Story on What Matters | Teen Ink

Story on What Matters

October 27, 2007
By Anonymous

Story on What Matters

I was five when Sally-Evans ran around me in circles, whip in hand and cackle on lips. "Nana, she can't ride a pony," she would shout, hands cupped around her laughing mouth, and her voice would fill the stretches of azure running along the skies, and the stretches of crimson running along my heart. Nana would hush her, and I would crawl into the hay by her door, endeavouring to conceal myself from her taunting gaze.

Perta, my twin, never had to bear the torment of the sarcasm I was subjected to; her hair was wild as her gait, and she swam better than Sally-Evans herself. Parallels ran high: no one drew comparisons between the two of us, and yet they were drawn, everywhere and by everyone. She was five, and she could ride. I was five - and I was lame.

My surroundings were wild; very wild. Tall blades of grass would shine through the dismal gloom in sable nights, stars etched the grounds of unlit skies, and Elo Jone, Nana's mahogany horse, would chase me across bands of brilliant grey: thorns would run through my feet as I struggled to escape, until Nana would see and come to my rescue.

Elo Jone received little punishment, for I was not really considered a part of the family. Rather, I was the stain on six generations of riders of excellence and, without ever saying it, Uncle Joseph and Aunt Rye disowned me. Papa and mama had no say.

The incessant sarcasm and unstemmed suffering finally got to me. I ended up doing what no one else in the family had ever dared to do: I left Nana's farm, left Elo Jone, and I left the ponies and the hay. I travelled to the city, twenty two miles on aching feet and dew of the grass, the dust of the road rich in my breath, and cores of orange sunsets presiding over my fate. Nothing could take the pain away - until something came and did exactly that.

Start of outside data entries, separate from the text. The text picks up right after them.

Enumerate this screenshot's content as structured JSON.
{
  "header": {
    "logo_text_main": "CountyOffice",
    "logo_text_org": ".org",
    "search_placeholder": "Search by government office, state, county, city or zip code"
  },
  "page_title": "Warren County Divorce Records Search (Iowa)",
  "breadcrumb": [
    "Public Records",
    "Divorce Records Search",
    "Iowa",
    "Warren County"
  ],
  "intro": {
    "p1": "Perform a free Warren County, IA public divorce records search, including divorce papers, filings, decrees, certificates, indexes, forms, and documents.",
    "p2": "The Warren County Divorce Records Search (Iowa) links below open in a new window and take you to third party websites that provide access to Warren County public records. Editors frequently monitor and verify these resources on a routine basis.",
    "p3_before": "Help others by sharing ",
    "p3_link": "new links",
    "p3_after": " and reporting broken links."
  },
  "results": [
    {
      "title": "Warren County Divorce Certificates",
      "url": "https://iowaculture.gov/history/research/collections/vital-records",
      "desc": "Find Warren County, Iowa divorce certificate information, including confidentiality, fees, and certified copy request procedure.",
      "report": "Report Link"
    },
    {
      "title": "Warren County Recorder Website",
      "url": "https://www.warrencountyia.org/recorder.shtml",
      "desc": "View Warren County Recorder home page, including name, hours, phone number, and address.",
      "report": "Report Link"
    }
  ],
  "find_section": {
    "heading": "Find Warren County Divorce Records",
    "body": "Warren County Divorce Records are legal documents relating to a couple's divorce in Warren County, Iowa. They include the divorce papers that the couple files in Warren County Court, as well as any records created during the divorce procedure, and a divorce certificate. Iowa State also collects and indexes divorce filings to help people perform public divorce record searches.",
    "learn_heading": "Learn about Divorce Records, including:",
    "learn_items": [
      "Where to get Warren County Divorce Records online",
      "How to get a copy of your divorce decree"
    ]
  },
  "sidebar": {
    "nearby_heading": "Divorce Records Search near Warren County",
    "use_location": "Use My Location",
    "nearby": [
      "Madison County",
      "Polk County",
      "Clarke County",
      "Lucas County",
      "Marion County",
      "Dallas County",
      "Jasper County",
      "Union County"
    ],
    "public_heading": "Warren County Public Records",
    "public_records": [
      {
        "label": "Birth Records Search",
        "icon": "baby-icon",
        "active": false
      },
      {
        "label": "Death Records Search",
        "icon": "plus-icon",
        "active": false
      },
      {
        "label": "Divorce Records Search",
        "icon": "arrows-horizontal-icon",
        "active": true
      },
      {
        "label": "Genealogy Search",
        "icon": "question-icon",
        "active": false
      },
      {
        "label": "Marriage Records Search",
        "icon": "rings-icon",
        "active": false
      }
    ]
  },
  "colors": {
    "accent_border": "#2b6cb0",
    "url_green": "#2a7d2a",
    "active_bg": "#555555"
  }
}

For, ten years later, I had a degree in my hands, and shoes on my feet. Education had won over; my past was past at last, unremembered in the scent of metal in fire and burning oxygen. Chemicals became a passion. The laboratory was my own, built through legs that had taken weeks of agony to roar to life from breathing death, and flights of imagination that had found their reality in perfume of hard work and unsaid labour. I met Sally-Evans, and she was silent, and I met Nana, and he was silent; and there were Uncle Joseph and Aunt Rye, too, and they were quieter than the rest of the farm put together. I met Sera di Anne and she - the pride of Perta's eyes, the owner of Nana's joys; the mare who raced fastest, who overshadowed every other horse and mare on the farm alike - she placed her head in my lap, and beads of sweat no longer trickled down my face. It was tears this time, and they died, dissolving into the pink of my lips.

I had broken away, broken away from six generations of tradition. I had made a name for myself, and chemicals loved me as much as I loved them. I had paved my own way, and left behind my own trail. I had dared to be the black sheep, the one to follow the path that no one else in my family had taken. Above all, I had stepped out of my shell to accept myself when no other did, to be me; me, and no one else - and that was mattered.

The stars were out, and so was the moon but, most importantly, the sun had come down to settle itself in my heart.